Expectativa para 2021
Gosto de me apegar a coisas mais próximas, ao que eu realmente posso controlar agora. Eu me visualizo na minha melhor forma física, eu me visualizo na melhor forma técnica, treinando, evoluindo, tanto na musculação quanto no judô também, então estou me apegando a isso. Claro que, quando eu acordo, o meu objetivo de vida é esse (Olimpíada), mas eu foco no que posso controlar agora.

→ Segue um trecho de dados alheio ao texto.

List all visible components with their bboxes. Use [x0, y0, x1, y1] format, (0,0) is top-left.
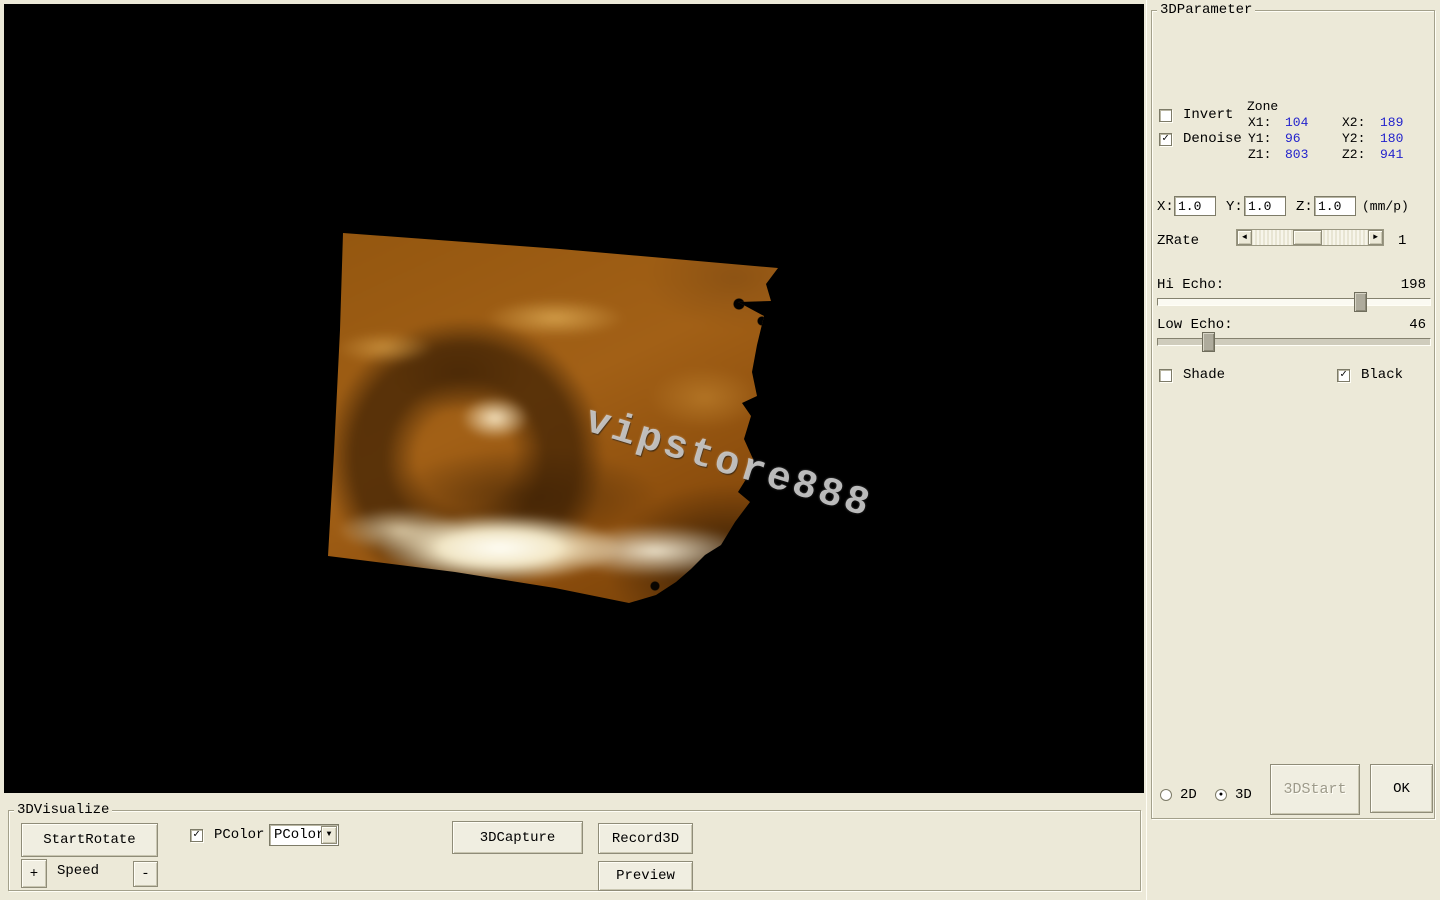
ok-button[interactable]: OK: [1370, 764, 1433, 813]
pcolor-select-value: PColor: [274, 827, 324, 843]
pcolor-label: PColor: [214, 827, 264, 843]
invert-label: Invert: [1183, 107, 1233, 123]
scale-y-label: Y:: [1226, 199, 1243, 215]
speed-plus-button[interactable]: +: [21, 859, 47, 888]
ultrasound-specks: [325, 228, 790, 608]
zrate-left-arrow[interactable]: ◄: [1237, 230, 1252, 245]
scale-x-input[interactable]: [1174, 196, 1216, 216]
visualize-group-title: 3DVisualize: [14, 802, 112, 818]
mode-3d-radio[interactable]: ●: [1215, 789, 1227, 801]
ultrasound-3d-render: [325, 228, 790, 608]
zrate-thumb[interactable]: [1293, 230, 1322, 245]
zone-y1-label: Y1:: [1248, 131, 1271, 146]
speed-minus-button[interactable]: -: [133, 861, 158, 887]
denoise-label: Denoise: [1183, 131, 1242, 147]
preview-button[interactable]: Preview: [598, 861, 693, 891]
visualize-groupbox: 3DVisualize StartRotate ✓ PColor PColor …: [8, 810, 1141, 891]
record-3d-button[interactable]: Record3D: [598, 823, 693, 854]
scale-y-input[interactable]: [1244, 196, 1286, 216]
zone-z1-label: Z1:: [1248, 147, 1271, 162]
capture-3d-button[interactable]: 3DCapture: [452, 821, 583, 854]
zone-y2-value: 180: [1380, 131, 1403, 146]
shade-label: Shade: [1183, 367, 1225, 383]
mode-3d-label: 3D: [1235, 787, 1252, 803]
zone-x1-value: 104: [1285, 115, 1308, 130]
black-label: Black: [1361, 367, 1403, 383]
parameter-group-title: 3DParameter: [1157, 2, 1255, 18]
pcolor-checkbox[interactable]: ✓: [190, 829, 203, 842]
zrate-label: ZRate: [1157, 233, 1199, 249]
hi-echo-track[interactable]: [1157, 298, 1431, 306]
zone-title: Zone: [1247, 99, 1278, 114]
scale-unit-label: (mm/p): [1362, 199, 1409, 214]
zone-z2-label: Z2:: [1342, 147, 1365, 162]
speed-label: Speed: [57, 863, 99, 879]
mode-2d-label: 2D: [1180, 787, 1197, 803]
low-echo-label: Low Echo:: [1157, 317, 1233, 333]
low-echo-thumb[interactable]: [1202, 332, 1215, 352]
denoise-checkbox[interactable]: ✓: [1159, 133, 1172, 146]
hi-echo-label: Hi Echo:: [1157, 277, 1224, 293]
zone-y2-label: Y2:: [1342, 131, 1365, 146]
parameter-panel: 3DParameter Invert ✓ Denoise Zone X1: 10…: [1146, 0, 1440, 900]
parameter-groupbox: 3DParameter Invert ✓ Denoise Zone X1: 10…: [1151, 10, 1435, 819]
shade-checkbox[interactable]: [1159, 369, 1172, 382]
mode-2d-radio[interactable]: [1160, 789, 1172, 801]
scale-z-input[interactable]: [1314, 196, 1356, 216]
zone-y1-value: 96: [1285, 131, 1301, 146]
zrate-right-arrow[interactable]: ►: [1368, 230, 1383, 245]
scale-z-label: Z:: [1296, 199, 1313, 215]
low-echo-value: 46: [1409, 317, 1426, 333]
zone-z1-value: 803: [1285, 147, 1308, 162]
start3d-button[interactable]: 3DStart: [1270, 764, 1360, 815]
zone-x1-label: X1:: [1248, 115, 1271, 130]
zrate-scrollbar[interactable]: ◄ ►: [1236, 229, 1384, 246]
chevron-down-icon[interactable]: ▼: [321, 826, 337, 844]
zrate-value: 1: [1398, 233, 1406, 249]
hi-echo-thumb[interactable]: [1354, 292, 1367, 312]
zone-x2-value: 189: [1380, 115, 1403, 130]
low-echo-track[interactable]: [1157, 338, 1431, 346]
zone-x2-label: X2:: [1342, 115, 1365, 130]
start-rotate-button[interactable]: StartRotate: [21, 823, 158, 857]
application-window: vipstore888 3DParameter Invert ✓ Denoise…: [0, 0, 1440, 900]
hi-echo-value: 198: [1401, 277, 1426, 293]
black-checkbox[interactable]: ✓: [1337, 369, 1350, 382]
scale-x-label: X:: [1157, 199, 1174, 215]
render-viewport[interactable]: vipstore888: [4, 4, 1144, 793]
invert-checkbox[interactable]: [1159, 109, 1172, 122]
pcolor-select[interactable]: PColor ▼: [269, 824, 339, 846]
zone-z2-value: 941: [1380, 147, 1403, 162]
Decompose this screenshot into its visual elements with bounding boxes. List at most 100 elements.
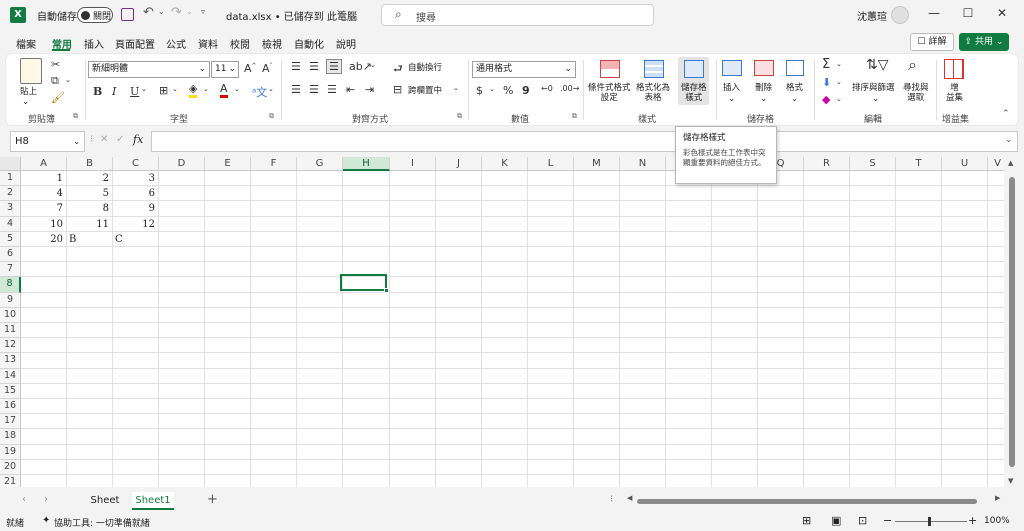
align-bottom-icon[interactable]: ☰: [326, 59, 342, 74]
undo-dropdown-icon[interactable]: ⌄: [158, 7, 165, 16]
row-header[interactable]: 2: [0, 186, 21, 202]
column-header[interactable]: M: [574, 157, 620, 171]
cell-B4[interactable]: 11: [67, 217, 113, 232]
fill-color-icon[interactable]: ◈: [189, 83, 198, 98]
column-header[interactable]: C: [113, 157, 159, 171]
cut-icon[interactable]: ✂: [51, 58, 60, 71]
autosave-toggle[interactable]: 關閉: [77, 7, 113, 23]
borders-icon[interactable]: ⊞: [159, 84, 168, 97]
number-format-dropdown[interactable]: 通用格式 ⌄: [472, 61, 576, 78]
increase-indent-icon[interactable]: ⇥: [365, 83, 374, 96]
sheet-tab-sheet[interactable]: Sheet: [82, 492, 128, 510]
normal-view-icon[interactable]: ⊞: [802, 514, 811, 527]
column-header[interactable]: R: [804, 157, 850, 171]
scroll-right-icon[interactable]: ▶: [995, 494, 1000, 502]
currency-icon[interactable]: $: [476, 84, 483, 97]
column-header[interactable]: K: [482, 157, 528, 171]
column-header[interactable]: L: [528, 157, 574, 171]
scroll-left-icon[interactable]: ◀: [627, 494, 632, 502]
comments-button[interactable]: ☐ 詳解: [910, 33, 954, 51]
worksheet-grid[interactable]: ABCDEFGHIJKLMNOPQRSTUV123456789101112131…: [0, 157, 1004, 487]
maximize-button[interactable]: ☐: [958, 6, 978, 24]
number-launcher-icon[interactable]: ⧉: [572, 112, 577, 121]
cell-C4[interactable]: 12: [113, 217, 159, 232]
font-launcher-icon[interactable]: ⧉: [269, 112, 274, 121]
cancel-icon[interactable]: ✕: [100, 134, 108, 145]
orientation-icon[interactable]: ab↗: [349, 60, 372, 73]
scroll-up-icon[interactable]: ▲: [1008, 159, 1013, 167]
cell-styles-button[interactable]: 儲存格 樣式: [681, 83, 707, 103]
format-cells-icon[interactable]: [786, 60, 804, 76]
collapse-ribbon-icon[interactable]: ⌃: [1002, 109, 1010, 119]
merge-center-icon[interactable]: ⊟: [393, 83, 402, 96]
tab-splitter-icon[interactable]: ⁝: [610, 494, 613, 505]
delete-cells-button[interactable]: 刪除: [755, 83, 772, 93]
wrap-text-button[interactable]: 自動換行: [408, 63, 442, 73]
column-header[interactable]: F: [251, 157, 297, 171]
column-header[interactable]: J: [436, 157, 482, 171]
sheet-tab-sheet1[interactable]: Sheet1: [132, 492, 174, 510]
user-name[interactable]: 沈蕙瑄: [857, 8, 887, 23]
bold-button[interactable]: B: [93, 85, 102, 98]
row-header[interactable]: 21: [0, 475, 21, 487]
shrink-font-icon[interactable]: A˅: [262, 62, 273, 75]
row-header[interactable]: 5: [0, 231, 21, 247]
row-header[interactable]: 10: [0, 307, 21, 323]
expand-formula-icon[interactable]: ⌄: [1005, 135, 1013, 145]
share-button[interactable]: ⇪ 共用 ⌄: [959, 33, 1009, 51]
next-sheet-icon[interactable]: ›: [44, 494, 48, 505]
tab-data[interactable]: 資料: [198, 36, 218, 51]
horizontal-scrollbar[interactable]: ◀ ▶: [627, 494, 1005, 506]
zoom-in-icon[interactable]: +: [968, 514, 977, 527]
row-header[interactable]: 9: [0, 292, 21, 308]
clipboard-launcher-icon[interactable]: ⧉: [73, 112, 78, 121]
accessibility-status[interactable]: 協助工具: 一切準備就緒: [54, 516, 150, 529]
cell-C5[interactable]: C: [113, 232, 159, 247]
align-right-icon[interactable]: ☰: [327, 83, 337, 96]
row-header[interactable]: 14: [0, 368, 21, 384]
cell-B2[interactable]: 5: [67, 186, 113, 201]
row-header[interactable]: 18: [0, 429, 21, 445]
font-size-dropdown[interactable]: 11 ⌄: [211, 61, 239, 78]
prev-sheet-icon[interactable]: ‹: [22, 494, 26, 505]
add-sheet-button[interactable]: +: [207, 492, 218, 507]
insert-cells-icon[interactable]: [722, 60, 742, 76]
alignment-launcher-icon[interactable]: ⧉: [457, 112, 462, 121]
italic-button[interactable]: I: [112, 85, 116, 98]
copy-icon[interactable]: ⧉: [51, 74, 59, 88]
zoom-slider-thumb[interactable]: [928, 517, 931, 526]
fill-icon[interactable]: ⬇: [822, 76, 831, 89]
row-header[interactable]: 8: [0, 277, 21, 293]
row-header[interactable]: 1: [0, 171, 21, 187]
row-header[interactable]: 13: [0, 353, 21, 369]
column-header[interactable]: T: [896, 157, 942, 171]
row-header[interactable]: 17: [0, 414, 21, 430]
cell-A4[interactable]: 10: [21, 217, 67, 232]
font-name-dropdown[interactable]: 新細明體 ⌄: [88, 61, 210, 78]
undo-icon[interactable]: ↶: [143, 5, 154, 20]
column-header[interactable]: B: [67, 157, 113, 171]
cell-A1[interactable]: 1: [21, 171, 67, 186]
increase-decimal-icon[interactable]: ←0: [541, 84, 553, 93]
tab-help[interactable]: 說明: [336, 36, 356, 51]
clear-icon[interactable]: ◆: [822, 93, 830, 106]
cell-styles-icon[interactable]: [684, 60, 704, 78]
customize-qat-icon[interactable]: ▿: [201, 7, 205, 16]
column-header[interactable]: V: [988, 157, 1004, 171]
zoom-level[interactable]: 100%: [984, 516, 1010, 526]
row-header[interactable]: 19: [0, 444, 21, 460]
row-header[interactable]: 3: [0, 201, 21, 217]
page-layout-view-icon[interactable]: ▣: [831, 514, 841, 527]
underline-button[interactable]: U: [130, 85, 139, 98]
row-header[interactable]: 6: [0, 247, 21, 263]
tab-automate[interactable]: 自動化: [294, 36, 324, 51]
comma-icon[interactable]: 9: [522, 84, 530, 97]
cell-C2[interactable]: 6: [113, 186, 159, 201]
vertical-scrollbar[interactable]: ▲ ▼: [1005, 157, 1019, 490]
align-middle-icon[interactable]: ☰: [309, 60, 319, 73]
merge-center-button[interactable]: 跨欄置中: [408, 86, 442, 96]
tab-page-layout[interactable]: 頁面配置: [115, 36, 155, 51]
tab-formulas[interactable]: 公式: [166, 36, 186, 51]
decrease-indent-icon[interactable]: ⇤: [346, 83, 355, 96]
vertical-scroll-thumb[interactable]: [1009, 177, 1015, 467]
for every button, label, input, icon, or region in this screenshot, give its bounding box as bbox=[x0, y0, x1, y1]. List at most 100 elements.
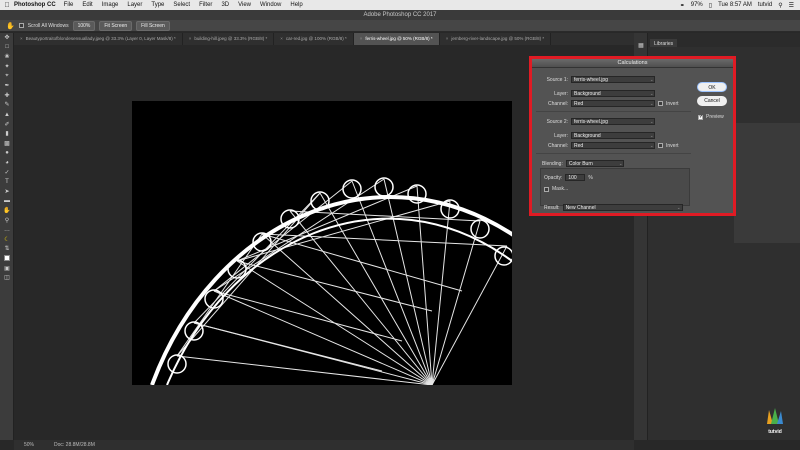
menu-file[interactable]: File bbox=[64, 2, 74, 8]
close-icon[interactable]: × bbox=[189, 36, 192, 41]
close-icon[interactable]: × bbox=[446, 36, 449, 41]
more-tools-icon[interactable]: … bbox=[0, 225, 14, 235]
macos-menubar:  Photoshop CC File Edit Image Layer Typ… bbox=[0, 0, 800, 10]
menubar-status: ⚭ 97% ▯ Tue 8:57 AM tutvid ⚲ ☰ bbox=[680, 2, 800, 9]
document-tabs: × Beautyportraitofblondesensuallady.jpeg … bbox=[14, 33, 634, 45]
zoom-100-button[interactable]: 100% bbox=[72, 20, 96, 31]
blending-select[interactable]: Color Burn bbox=[565, 160, 624, 167]
result-label: Result: bbox=[544, 204, 560, 211]
pen-tool-icon[interactable]: ✓ bbox=[0, 167, 14, 177]
source1-channel-select[interactable]: Red bbox=[571, 100, 655, 107]
tab-label: jernberg-river-landscape.jpg @ 50% (RGB/… bbox=[451, 36, 545, 41]
eyedropper-tool-icon[interactable]: ✒ bbox=[0, 81, 14, 91]
source2-layer-select[interactable]: Background bbox=[571, 132, 655, 139]
quick-mask-icon[interactable]: ▣ bbox=[0, 263, 14, 273]
app-menu[interactable]: Photoshop CC bbox=[14, 2, 56, 8]
divider bbox=[536, 153, 691, 154]
color-swatches-icon[interactable] bbox=[0, 254, 14, 264]
menu-type[interactable]: Type bbox=[151, 2, 164, 8]
brush-tool-icon[interactable]: ✎ bbox=[0, 100, 14, 110]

Luis Porto (ginástica artística)
Expectativa na virada do ano
Eu estava em Copacabana, passei a virada lá e, no que virou o reloginho, já passei a pensar aqui (Grêmio Náutico União). Virou o ano, já vim para cá, dia 2 (de janeiro) estava em casa, vim para o ginásio voltar a treinar com foco na Olimpíada.
Avanço do coronavírus
Estava no Rio me preparando para a Copa do Mundo na Alemanha. A gente viajaria no domingo e, na quarta-feira, cancelaram a competição. Foi quando o vírus chegou com força na Europa. Estava com mala pronta para a Alemanha, me mandaram para casa, e aí eu pensei: ''E agora? Se começar a aumentar, quais serão as consequências?''. Porque a gente teria uma Olimpíada e o mundo inteiro estaria em Tóquio. A gente começou a pensar que poderia ter uma consequência maior.
Mudança na rotina
No início, achei que não duraria tanto tempo. Pensava que em uma ou duas semanas já voltaria para o ginásio. E aí ficou um mês, dois meses... No treinamento online, a gente passou a ter conversas com psicólogos, nutricionistas... A gente usou a metodologia de estar sempre se ocupando, para não cair na rotina de não fazer nada. Treinava de manhã, fazia alguma coisa à tarde, lavava a louça, cozinhava alguma coisa. A gente se ocupava para não ficar maluco.
Afastamento do esporte
A gente nunca ficou tanto tempo fora do ginásio. É engraçado que no ano retrasado, eu rompi o tendão e fiz cirurgia. Era para ficar seis meses sem treinar. Mas com um mês eu já estava treinando membros superiores. Nem quando fiz cirurgia fiquei tanto tempo longe do ginásio. As nossas férias eram de 15 dias, foram as maiores férias da minha vida. Chegou um momento em que achei que não ia voltar mais. Parecia que a vida tinha parado, a gente estava em completa inércia durante esses 100 dias porque não sabíamos quando ia ter competição, a gente não sabia de nada. Quando eu voltei para o ginásio, eu achei que não conseguiria fazer da mesma forma que eu fazia. Na primeira semana, foi difícil. Voltei mais pesado, sem noção do que eu estava fazendo. Agora já estou normal.
Início de novo ciclo
É o maior ciclo olímpico que a gente já teve. Como os Jogos não foram cancelados, a gente segue se preparando para essa Olimpíada. Porque não podemos pensar em 2024 se a de 2020 não aconteceu. A gente segue focado nela, acontece que ficamos quatro anos focados nessa Olimpíada. Chega 2020 e temos esse estresse mental e físico. Por mais que eu tenha voltado a treinar, não sei quando teremos competições.
Expectativa para Tóquio
Eu estava com foco total lá, eu me imaginava lá, me imaginava competindo, com a minha série certinha. Acabou que foi adiado. Agora me imagino ano que vem em Tóquio. Sigo pensando que estarei melhor de que estava em 2020.